The CONTEXT variable is initially initialized as an empty string and will later be appended with the wrapped text of the most similar documents in an enumerate loop.
CONTEXT = ""
for i, p in enumerate(most_similar_documents):
wrapped_text = textwrap.fill(p, width=100)
print("-----------------------------------------------------------------")
print(wrapped_text)
print("-----------------------------------------------------------------")
CONTEXT += wrapped_text + "\n\n"
So, now we have a query + relevant chunks, which together will be fed to the LLM.
query = "What was Studio Ghibli's first film?"
prompt = f"""
use the following CONTEXT to answer the QUESTION at the end.
If you don't know the answer, just say that you don't know, don't try to make up an answer.
CONTEXT: {CONTEXT}
QUESTION: {query}
"""
-
Install OpenAI to access and use LLMs.
!pip install -q openai
-
Enable access to the OpenAI API key (can be set up in secrets on Google Colab).
from google.colab import userdata userdata.get('openai') import openai
-
Create an OpenAI client.
from openai import OpenAI client = OpenAI(api_key=userdata.get('openai'))
response = client.chat.completions.create(
model="gpt-4o",
messages=[
{"role": "user", "content": prompt},
]
)
-
client.chat.completions.create: This is a method call to create a new completion (response) using a chat-based language model.
-
client: Represents the API client object connected to the service (here, OpenAI).
-
chat.completions.create: Specifies that you're making a request to create a chat-based completion.
-
model="gpt-4o": Specifies the model you want to use to generate the response. "gpt-4o" refers to a specific variant of the GPT-4 model. Different models can have different behaviors, fine-tuning, or capabilities, so specifying the model is important to ensure you get the desired output.
-
messages: This parameter is a list of message objects that represent the conversation history. It allows the model to understand the context of the chat. In this case, we're providing only one message in the list:
{"role": "user", "content": prompt}
-
role: "user" indicates the role of the message sender, who is interacting with the model.
-
content: This contains the actual text of the message sent by the user. The variable prompt holds this text, which the model will use as input to generate a response.
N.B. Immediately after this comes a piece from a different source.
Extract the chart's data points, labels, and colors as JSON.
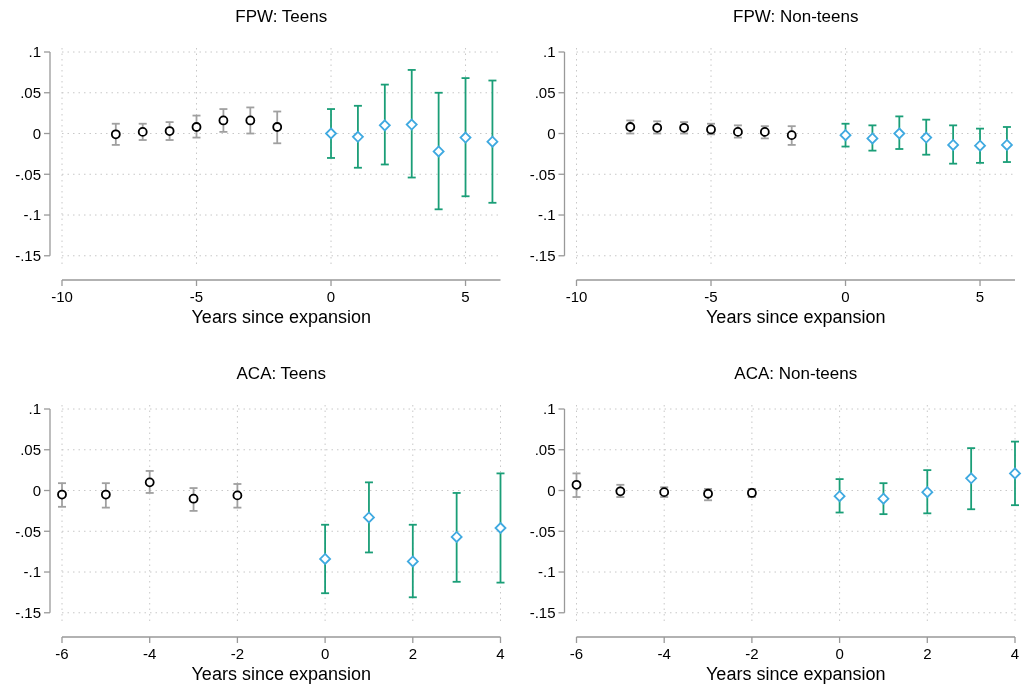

When you make a request to an API like OpenAI's GPT models to generate a chat completion, the response usually comes back in a structured format, often as a dictionary.
This structure typically includes:
- choices: A list (array) containing different possible completions generated by the model. Each item in this list represents one possible completion or response.
- message: An object or dictionary within each choice that contains the actual content of the message generated by the model.
- content: The text content of the message, which is the actual response or completion generated by the model.
print(response.choices[0].message.content)
We select the first item in the choices list, then access the messages object within it. Finally we access the content field within the message, which contains the actual text generated by the model.
And that brings us to an end on building a RAG system from scratch. It's highly recommended to build your intial RAG setup in pure Python to get a better understanding of how these systems work.